24 Kasım 2022

Bir yılın özeti: Sefalet endeksi hücrelere kadar işlemiş!..

"Ülke her alanda tam bir Sefalet Endeksi içinde çalkalanıyor"

Bir yıl dolarken...

Küfürle karışık o hakaretleri çocukların ağzından duysan, "ağzına biber sürerim" dersin!..

Utanırsın!..

Bir yıl dolarken...

Ekonomide, dış politikada, her türlü nezaketi yaya bırakan, küfür ve hakaretlerle dolu söylemler eşliğinde...

"Ülke her alanda tam bir Sefalet Endeksi içinde çalkalanıyor."

Bir yıl dolarken...

18 - 23 Kasım 2021...

Önce AKP'nin yönetim ve karar organında, sonra partisinin grup toplantısında Tayyip Erdoğan'ın açıklamalarıyla Türkiye "yeni ve muhteşem bir ekonomik modelle" tanışıyor.

Tarihte ve günümüzde dünyanın hiçbir yerinde görülmeyen, bilinmeyen, hiçbir ekonomi kitabında yer almayan o muhteşem "yeni ekonomik modelin" bir yılı dolarken...

Hedefler tepetakla

Akıllara durgunluk veren bu model "üretim - ihracat - istihdam - cari fazla - enflasyonun düşmesi ve sonuçta ekonomik büyümeye uzanan" muhteşem bir buluşu temsil ediyor.

"Bu modelde kilit düşük faiz politikası."

O nedenle Merkez Bankası emir - komuta zinciri içinde politik faizi sürekli düşürüyor.

Bir yıl dolarken... Resmi verilere göre...

"- Yüzde 4.4 hedeflenen işsizlik bir yılın sonunda yüzde 11.4'e yükseliyor.

- Kişi başına düşen gelir 10.700 dolar hedeflenirken, bir yılın sonunda 8.400 dolara düşüyor.

- Enflasyon yüzde 21.31 iken, bir yılın sonunda yüzde 85.51'a fırlıyor.

- Gıda fiyatlarında artış yüzde 28 iken, bir yılın sonunda yüzde 99'a fırlıyor.

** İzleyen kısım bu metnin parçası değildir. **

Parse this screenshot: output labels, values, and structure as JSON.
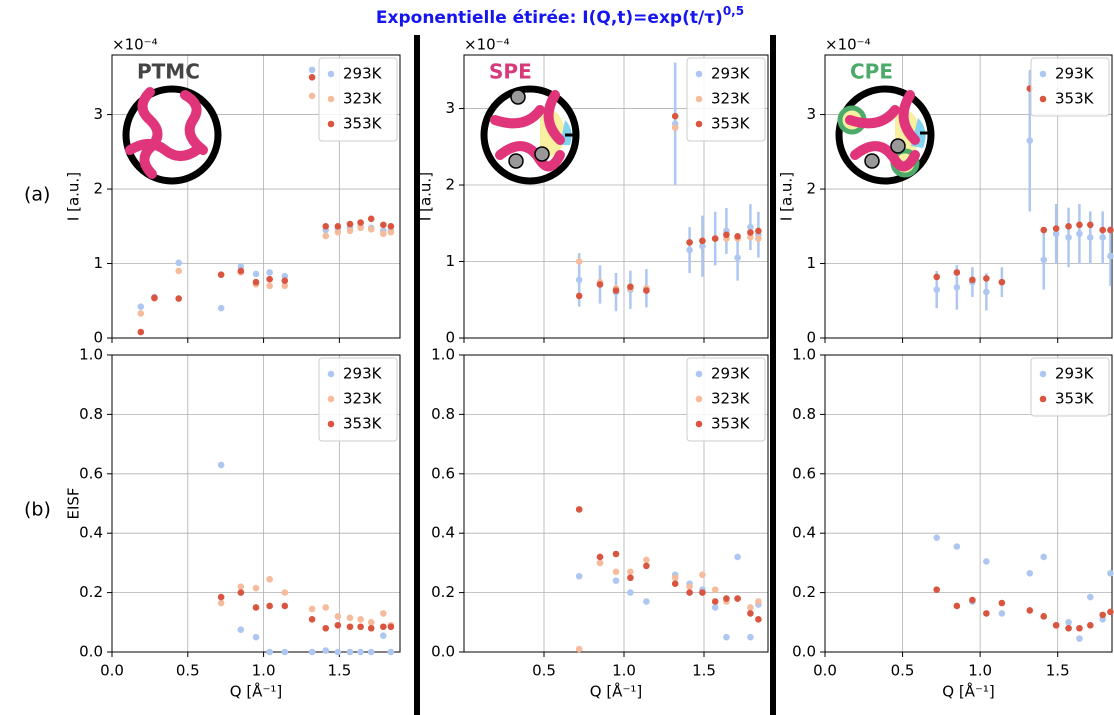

- Dolar 9.55 lira iken, bir yılın sonunda TL hemen hemen yüzde yüz değer kaybediyor, dolar 18.62 TL'den işlem görüyor.

- Faiz 180 milyar 850 milyon lira iken, bir yılın sonunda 330 milyar liraya yükseliyor."

Bu arada cari fazla üzerine oturan modelde, bir yıllık cari açık 40 milyar doları buluyor.

Çok ağır zamlar

"Yeni ekonomik modelin" bir yılı dolarken...

Mazot, benzin, elektrik, doğalgaz gibi temel ürünlerde fiyat artışları yüzde 200, yüzde 300'lerde uçarken...

Süt üretimi yüzde 15 düştüğü için peynir fiyatları et fiyatlarına yaklaşırken...

Bir yıl dolarken...

"Türkiye sefalet endeksinde dünya birincisi oluyor."

İşsizlik ve enflasyon oranlarının toplamından oluşan Sefalet Endeksinde Türkiye geçen yıl 158 ülke arasında 21. iken, "yeni ekonomik modelle" birlikte dünya birinciliğine yükseliyor. Cumhuriyet tarihinde bir ilk.

"Sefalet Endeksi uygulanan ekonomik politikaların, modellerin başarı ölçüsü olarak kabul ediliyor."

Ve o endeks Türkiye'de her alana yayılıyor.

Al sana dış güçler

O endeksin yayıldığı alanlandan biri dış politika.

Bir yıl dolarken...

"İsrail, Suriye, Mısır, Birleşik Arap Cumhuriyetleri, Fransa, Almanya, Amerika, Rusya, Bulgaristan, Yunanistan, Suudi Arabistan, Hollanda, Avrupa Birliği başta olmak üzere..."

Erdoğan'ın kavga etmediği komşu ülke ya da uluslararası alanda sözü geçen ülke yok gibi!.. Erdoğan'a göre:

Kimi "Nazi artığı..."

Kimi "bizim kitabımızda faşizm yok, faşizm sizde var.."

Kimi "siz insan öldürmesini iyi bilirsiniz..."

Kimi "hakikaten akli kontroldan geçmesi lazım..."

Kimi "katil, zalim..."

Kimi "darbe planlayıcısı..."

Kimi "sen kiminle dans ettiğinin farkında değilsin, yaptırımın ne ise, geç kalma, yap..."

Her türlü diyaloğa kapalı, hakaret listesi böyle uzayıp gidiyor.

Liste uzarken, Türkiye:

"- Dış ticarette ciddi kayıplara uğruyor.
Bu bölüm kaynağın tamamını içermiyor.